Kensington Palace says the royal is making the ‘private working trip’ as president of the United for Wildlife group and patron of Tusk, another conservation organization.
The royal has already visited Namibia, after landing in the capital on Monday. He will visit Kenya, where he proposed to the Duchess of Cambridge, before flying back to the UK.
While in Namibia, William revealed that Kate is ‘immensely jealous’ of his trip to Africa, as he will finally be able to get a good night’s sleep away from his children.
Kate, 36, has stayed at home to look after the couple’s young children Prince George, five, Princess Charlotte, three, and Prince Louis, who is just five months old.

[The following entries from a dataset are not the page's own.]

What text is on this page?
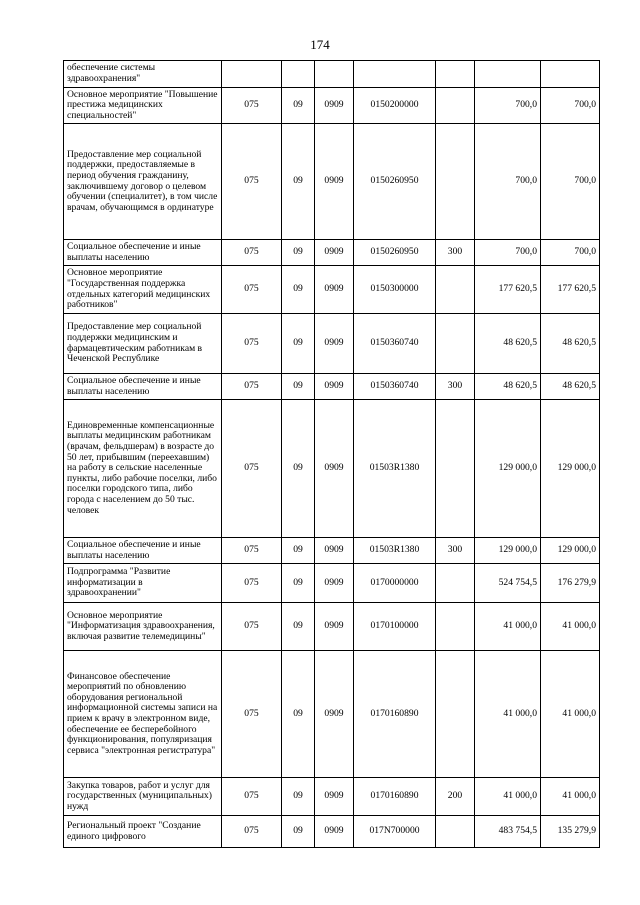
174
обеспечение системы здравоохранения"							
Основное мероприятие "Повышение престижа медицинских специальностей"	075	09	0909	0150200000		700,0	700,0
Предоставление мер социальной поддержки, предоставляемые в период обучения гражданину, заключившему договор о целевом обучении (специалитет), в том числе врачам, обучающимся в ординатуре	075	09	0909	0150260950		700,0	700,0
Социальное обеспечение и иные выплаты населению	075	09	0909	0150260950	300	700,0	700,0
Основное мероприятие "Государственная поддержка отдельных категорий медицинских работников"	075	09	0909	0150300000		177 620,5	177 620,5
Предоставление мер социальной поддержки медицинским и фармацевтическим работникам в Чеченской Республике	075	09	0909	0150360740		48 620,5	48 620,5
Социальное обеспечение и иные выплаты населению	075	09	0909	0150360740	300	48 620,5	48 620,5
Единовременные компенсационные выплаты медицинским работникам (врачам, фельдшерам) в возрасте до 50 лет, прибывшим (переехавшим) на работу в сельские населенные пункты, либо рабочие поселки, либо поселки городского типа, либо города с населением до 50 тыс. человек	075	09	0909	01503R1380		129 000,0	129 000,0
Социальное обеспечение и иные выплаты населению	075	09	0909	01503R1380	300	129 000,0	129 000,0
Подпрограмма "Развитие информатизации в здравоохранении"	075	09	0909	0170000000		524 754,5	176 279,9
Основное мероприятие "Информатизация здравоохранения, включая развитие телемедицины"	075	09	0909	0170100000		41 000,0	41 000,0
Финансовое обеспечение мероприятий по обновлению оборудования региональной информационной системы записи на прием к врачу в электронном виде, обеспечение ее бесперебойного функционирования, популяризация сервиса "электронная регистратура"	075	09	0909	0170160890		41 000,0	41 000,0
Закупка товаров, работ и услуг для государственных (муниципальных) нужд	075	09	0909	0170160890	200	41 000,0	41 000,0
Региональный проект "Создание единого цифрового	075	09	0909	017N700000		483 754,5	135 279,9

Addressing guests at a reception in the country’s capital, William said: ‘I’m delighted to be visiting Namibia for the first time. I’m only sorry that my wife Catherine is not able to join me – she is immensely jealous.
‘Particularly as I’m looking forward to a few good uninterrupted nights’ sleep this week away from my wonderful children!’
He added: ‘My visit to Namibia this week is focused on conservation. This is an issue very close to my heart, and I know is a matter of deep pride to you all as well.’
During his trip to Namibia, William viewed the work of Save the Rhino in Kunene, before later meeting members of the local community involved in the Kunene People’s Park Initiative.